Snippets 204. The following quote is from the May 1904 issue of Talking Machine News:
Edward Lloyd, the famous tenor, though he retired from the concert platform in December, 1900, not through failure of voice, or through ill health, but because, as we suppose, he thought he was entitled to rest, has made some records for the Gramophone Company. It happened one day that, quite by accident, he heard the gramophone reproduce the voice of a well-known singer, and was so charmed with the result that he immediately expressed himself desirous of hearing his own voice. Upon hearing his own records he wrote: “I had no idea the gramophone was such a scientific and musical instrument, nor that such strides had been made in the science of voice reproduction. I had hitherto refused to have a record made of my voice, believing the result would be inartistic. I am, however, absolutely satisfied ith the records, and am content that future generations shall judge my voice by the gramophone.”
Edward Lloyd was born in 1845, so must surely be a strong contender for the earliest born famous singer to have his voice captured on a gramophone recording. He was recognised as the foremost English tenor of the late 19th Century, and had retired in 1900. As the article above describes, he came out of retirement in 1904 to make the following recordings:
I’ll sing thee songs of Araby (Clay).
Tom Bowling (Dibdin).
The Holy City (Adams).
The Death of Nelson (Braham).
Alice, where art thou? (Asher).
Let me like a soldier fall, Maritana (Wallace).
When all the world is fair (Cowen).
The sea hath its pearls (Cowen).
When other lips, Bohemian Girl (Balfe).
If with all your hearts, Elijah (Mendelssohn).
Lend me your aid, Reine de Saba (Gounod).
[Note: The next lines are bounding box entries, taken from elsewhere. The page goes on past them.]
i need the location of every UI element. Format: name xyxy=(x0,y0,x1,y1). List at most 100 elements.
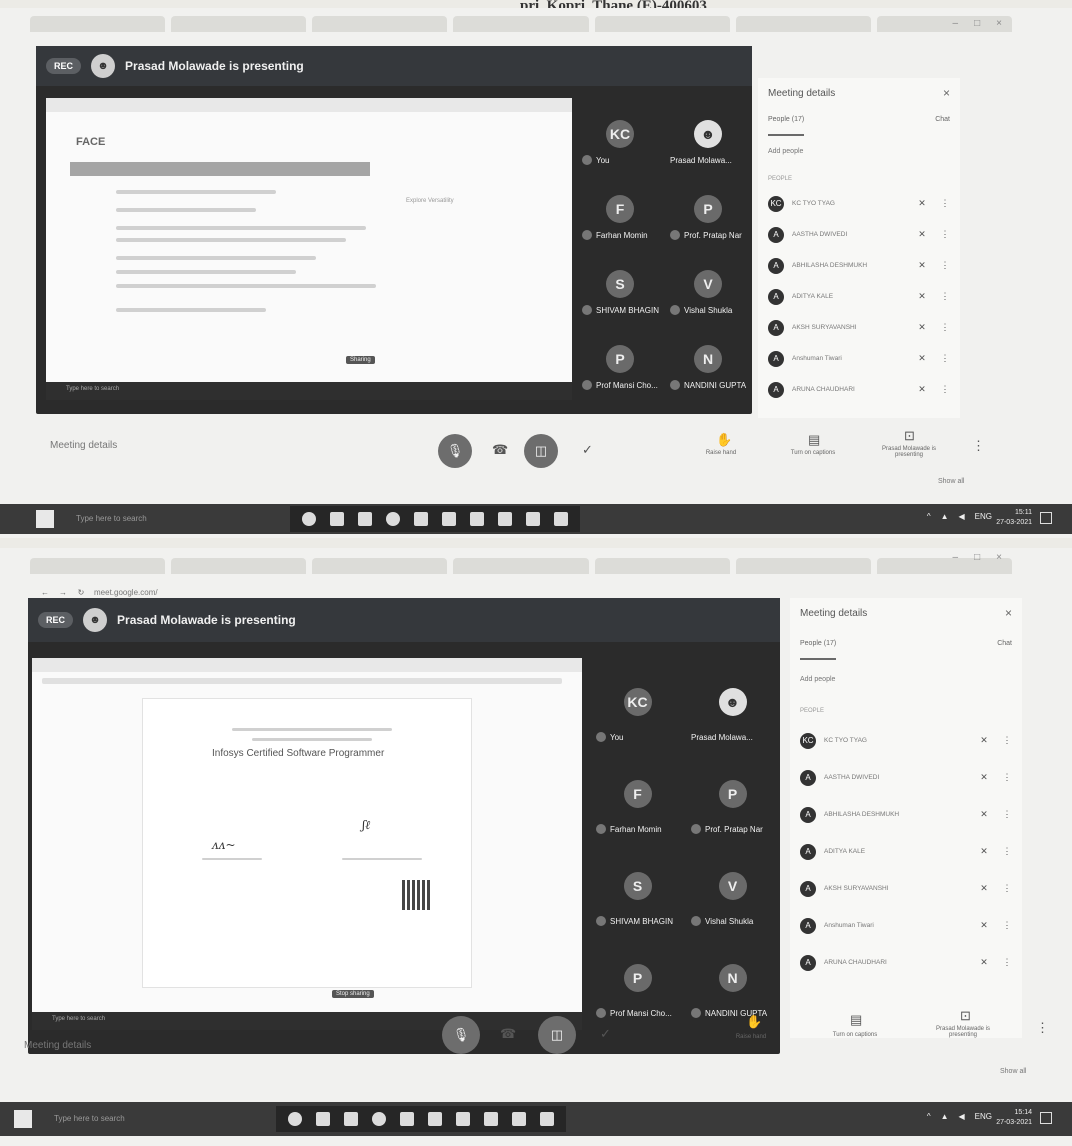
raise-hand-label[interactable]: Raise hand xyxy=(716,1034,786,1040)
participant-tile[interactable]: V Vishal Shukla xyxy=(685,840,780,932)
taskbar-clock[interactable]: 15:11 27-03-2021 xyxy=(996,508,1032,528)
network-icon[interactable]: ▲ xyxy=(941,512,949,521)
notifications-icon[interactable] xyxy=(1040,1112,1052,1124)
taskbar-search[interactable]: Type here to search xyxy=(44,1108,264,1130)
chevron-up-icon[interactable]: ^ xyxy=(927,1112,931,1121)
close-icon[interactable]: × xyxy=(943,86,950,100)
more-options-icon[interactable]: ⋮ xyxy=(972,438,985,454)
browser-tab[interactable] xyxy=(30,558,166,574)
app-icon[interactable] xyxy=(456,1112,470,1126)
list-item[interactable]: A ABHILASHA DESHMUKH ✕ ⋮ xyxy=(800,796,1012,833)
list-item[interactable]: A AASTHA DWIVEDI ✕ ⋮ xyxy=(800,759,1012,796)
more-options-icon[interactable]: ⋮ xyxy=(940,384,950,395)
mic-off-icon[interactable]: ✕ xyxy=(912,322,932,333)
more-options-icon[interactable]: ⋮ xyxy=(940,260,950,271)
list-item[interactable]: A ARUNA CHAUDHARI ✕ ⋮ xyxy=(800,944,1012,981)
mic-off-icon[interactable]: ✕ xyxy=(974,883,994,894)
maximize-icon[interactable]: □ xyxy=(974,18,980,29)
language-indicator[interactable]: ENG xyxy=(975,512,992,521)
presenting-label[interactable]: Prasad Molawade is presenting xyxy=(874,446,944,458)
mic-off-button[interactable]: 🎙 xyxy=(438,434,472,468)
more-options-icon[interactable]: ⋮ xyxy=(1002,772,1012,783)
end-call-icon[interactable]: ☎ xyxy=(492,442,508,458)
taskbar-clock[interactable]: 15:14 27-03-2021 xyxy=(996,1108,1032,1128)
app-icon[interactable] xyxy=(414,512,428,526)
camera-off-button[interactable]: ◫ xyxy=(538,1016,576,1054)
network-icon[interactable]: ▲ xyxy=(941,1112,949,1121)
more-options-icon[interactable]: ⋮ xyxy=(940,291,950,302)
more-options-icon[interactable]: ⋮ xyxy=(1002,735,1012,746)
participant-tile[interactable]: V Vishal Shukla xyxy=(664,246,752,321)
list-item[interactable]: A Anshuman Tiwari ✕ ⋮ xyxy=(800,907,1012,944)
more-options-icon[interactable]: ⋮ xyxy=(1002,883,1012,894)
mic-off-icon[interactable]: ✕ xyxy=(912,384,932,395)
meeting-details-button[interactable]: Meeting details xyxy=(24,1040,91,1051)
reload-icon[interactable]: ↻ xyxy=(76,588,86,597)
add-people-button[interactable]: Add people xyxy=(768,148,803,155)
sharing-chip[interactable]: Sharing xyxy=(346,356,375,364)
browser-tab[interactable] xyxy=(453,558,589,574)
more-options-icon[interactable]: ⋮ xyxy=(1036,1020,1049,1036)
browser-tab[interactable] xyxy=(453,16,589,32)
raise-hand-icon[interactable]: ✋ xyxy=(746,1014,762,1030)
dropbox-icon[interactable] xyxy=(428,1112,442,1126)
participant-tile[interactable]: N NANDINI GUPTA xyxy=(664,321,752,396)
mic-off-icon[interactable]: ✕ xyxy=(912,260,932,271)
list-item[interactable]: A AASTHA DWIVEDI ✕ ⋮ xyxy=(768,219,950,250)
present-icon[interactable]: ⊡ xyxy=(904,428,915,444)
captions-label[interactable]: Turn on captions xyxy=(778,450,848,456)
raise-hand-icon[interactable]: ✋ xyxy=(716,432,732,448)
browser-tab[interactable] xyxy=(312,558,448,574)
list-item[interactable]: A ADITYA KALE ✕ ⋮ xyxy=(800,833,1012,870)
app-icon[interactable] xyxy=(554,512,568,526)
close-icon[interactable]: × xyxy=(996,18,1002,29)
url-field[interactable]: meet.google.com/ xyxy=(94,588,158,597)
tab-chat[interactable]: Chat xyxy=(997,640,1012,660)
more-options-icon[interactable]: ⋮ xyxy=(1002,957,1012,968)
cortana-icon[interactable] xyxy=(288,1112,302,1126)
mic-off-icon[interactable]: ✕ xyxy=(974,809,994,820)
participant-tile[interactable]: P Prof. Pratap Nar xyxy=(664,171,752,246)
participant-tile[interactable]: KC You xyxy=(576,96,664,171)
language-indicator[interactable]: ENG xyxy=(975,1112,992,1121)
tab-people[interactable]: People (17) xyxy=(768,116,805,136)
list-item[interactable]: A AKSH SURYAVANSHI ✕ ⋮ xyxy=(768,312,950,343)
mic-off-icon[interactable]: ✕ xyxy=(912,353,932,364)
volume-icon[interactable]: ◀ xyxy=(959,512,965,521)
app-icon[interactable] xyxy=(400,1112,414,1126)
show-all-link[interactable]: Show all xyxy=(938,478,964,485)
notifications-icon[interactable] xyxy=(1040,512,1052,524)
participant-tile[interactable]: F Farhan Momin xyxy=(590,748,685,840)
chrome-icon[interactable] xyxy=(386,512,400,526)
minimize-icon[interactable]: – xyxy=(953,18,959,29)
participant-tile[interactable]: ☻ Prasad Molawa... xyxy=(664,96,752,171)
task-view-icon[interactable] xyxy=(316,1112,330,1126)
more-options-icon[interactable]: ⋮ xyxy=(940,229,950,240)
captions-icon[interactable]: ▤ xyxy=(808,432,820,448)
mic-off-icon[interactable]: ✕ xyxy=(912,291,932,302)
participant-tile[interactable]: P Prof Mansi Cho... xyxy=(576,321,664,396)
mic-off-icon[interactable]: ✕ xyxy=(974,957,994,968)
browser-tab[interactable] xyxy=(171,558,307,574)
mail-icon[interactable] xyxy=(526,512,540,526)
stop-sharing-chip[interactable]: Stop sharing xyxy=(332,990,374,998)
mic-off-icon[interactable]: ✕ xyxy=(912,198,932,209)
forward-icon[interactable]: → xyxy=(58,588,68,597)
add-people-button[interactable]: Add people xyxy=(800,676,835,683)
mic-off-icon[interactable]: ✕ xyxy=(974,772,994,783)
windows-start-icon[interactable] xyxy=(36,510,54,528)
participant-tile[interactable]: S SHIVAM BHAGIN xyxy=(590,840,685,932)
app-icon[interactable] xyxy=(470,512,484,526)
present-icon[interactable]: ⊡ xyxy=(960,1008,971,1024)
dropbox-icon[interactable] xyxy=(442,512,456,526)
mic-off-icon[interactable]: ✕ xyxy=(974,920,994,931)
browser-tab[interactable] xyxy=(594,16,730,32)
list-item[interactable]: KC KC TYO TYAG ✕ ⋮ xyxy=(768,188,950,219)
close-icon[interactable]: × xyxy=(996,552,1002,563)
camera-off-button[interactable]: ◫ xyxy=(524,434,558,468)
task-view-icon[interactable] xyxy=(330,512,344,526)
close-icon[interactable]: × xyxy=(1005,606,1012,620)
app-icon[interactable] xyxy=(498,512,512,526)
participant-tile[interactable]: ☻ Prasad Molawa... xyxy=(685,656,780,748)
presenting-label[interactable]: Prasad Molawade is presenting xyxy=(928,1026,998,1038)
The maid of the mill (Clay).
I’m not sure if any of these still survive from 1904, but Lloyd did go on to make further recordings for the Gramophone Company (later HMV) between 1905 and 1911. Recordings can be found on youtube from as early as 1905, but I can find nothing from the original 1904 records. In 1907, Lloyd was chosen to cut the first sod ceremonially for the new Gramophone Company factory site. He came out of retirement to sing at the coronation of George V in 1911. Edward Lloyd died in 1927.
Although he is a strong contender for the earliest born tenor captured on a gramophone recording (and I cannot answer that question one way or the other), Lloyd is certainly not the earliest born musical performer, famous or otherwise. For example, there is a surviving recording of a Brahms performance from 1889. Brahms was born in 1833.